For example: on February 14, 2012, President Obama signed Public Law 112-95, the FAA Modernization and Reform Act of 2012. Section 311 amended Title 18 of the United States Code (18 U.S.C.), Chapter 2, § 39, by adding § 39A, which makes it a Federal crime to aim a laser pointer at an aircraft. *The crime is punishable by* *a fine up to $250,000 and five years imprisonment*. _That law covers any laser of any output level. Anything that happens because of pointing a laser at an aircraft (crash, vision damage, etc...) is punishable separately._

Florida state laws regarding improper use of lasers are also for any laser of any output level. 

In fact the only place I'm able to find any limitation on laser power in usage, is in the use of lasers for public display's &/or laser light shows which are limited to 5mW or less. 

Basically, if you wanted to own a 500W laser, you likely can. If you want to use said laser in a safe manner that has no potential to harm others, you likely can.

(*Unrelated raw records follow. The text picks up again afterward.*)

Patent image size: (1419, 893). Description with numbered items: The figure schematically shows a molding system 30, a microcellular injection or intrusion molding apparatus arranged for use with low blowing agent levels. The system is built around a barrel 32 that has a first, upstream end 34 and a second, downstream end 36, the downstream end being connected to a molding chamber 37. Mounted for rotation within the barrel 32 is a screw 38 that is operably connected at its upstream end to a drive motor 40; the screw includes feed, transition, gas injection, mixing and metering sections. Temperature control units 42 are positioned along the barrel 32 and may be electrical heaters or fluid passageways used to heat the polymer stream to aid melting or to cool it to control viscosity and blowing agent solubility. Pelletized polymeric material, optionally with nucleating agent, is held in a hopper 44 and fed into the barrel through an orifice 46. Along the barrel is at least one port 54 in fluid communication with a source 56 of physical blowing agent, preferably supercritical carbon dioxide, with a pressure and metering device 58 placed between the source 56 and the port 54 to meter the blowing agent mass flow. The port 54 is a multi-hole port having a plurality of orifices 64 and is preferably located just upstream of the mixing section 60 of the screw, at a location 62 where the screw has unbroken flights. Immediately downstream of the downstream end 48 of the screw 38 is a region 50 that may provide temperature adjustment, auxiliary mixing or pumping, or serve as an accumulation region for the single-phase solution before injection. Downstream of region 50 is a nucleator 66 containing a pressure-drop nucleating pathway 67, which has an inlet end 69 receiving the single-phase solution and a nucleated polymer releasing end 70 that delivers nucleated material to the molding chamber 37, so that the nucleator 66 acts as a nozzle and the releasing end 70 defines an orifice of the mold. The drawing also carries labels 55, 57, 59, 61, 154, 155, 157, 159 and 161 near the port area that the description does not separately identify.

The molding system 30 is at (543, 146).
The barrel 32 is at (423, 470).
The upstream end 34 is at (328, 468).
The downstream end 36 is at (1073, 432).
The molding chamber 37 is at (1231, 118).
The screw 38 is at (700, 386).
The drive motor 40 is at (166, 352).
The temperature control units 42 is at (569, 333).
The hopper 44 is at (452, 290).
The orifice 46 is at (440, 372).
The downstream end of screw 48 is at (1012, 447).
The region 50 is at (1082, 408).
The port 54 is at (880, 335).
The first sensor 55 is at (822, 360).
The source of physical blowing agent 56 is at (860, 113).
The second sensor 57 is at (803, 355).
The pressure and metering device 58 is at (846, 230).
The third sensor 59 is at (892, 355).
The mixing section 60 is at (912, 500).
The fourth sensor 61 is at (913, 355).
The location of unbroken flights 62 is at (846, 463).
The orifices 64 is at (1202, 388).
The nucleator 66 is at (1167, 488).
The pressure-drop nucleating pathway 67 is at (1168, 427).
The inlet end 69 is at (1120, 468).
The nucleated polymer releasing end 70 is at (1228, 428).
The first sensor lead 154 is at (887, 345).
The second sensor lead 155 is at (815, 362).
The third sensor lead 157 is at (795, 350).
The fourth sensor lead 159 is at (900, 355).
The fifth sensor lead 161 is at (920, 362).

But as soon as you point the beam at another person, be they sleeping, standing, sitting, riding in a craft of any kind, or driving / piloting a craft of any kind... 99% chance you're breaking at least one law & probably more. 

*Again, this is only for the United States.*


----------



## bestellen

Recommend this article: http://www.laserpointersafety.com/rules-general/uslaws/uslaws.html


----------



## Take_em

ChickenGuy said:


> Throwing rocks is also dangerous and has the potential to do much more harm. Wal Mart shopping bags kill many more people than lasers.
> As far as that goes, driving a car is more dangerous than throwing rocks. Obviously its not the item. Its the how the individual handles it. Making things legal or illegal only makes the public feel better.


You are spot on. I couldn't agree more. Personal responsibility is lacking these days.


----------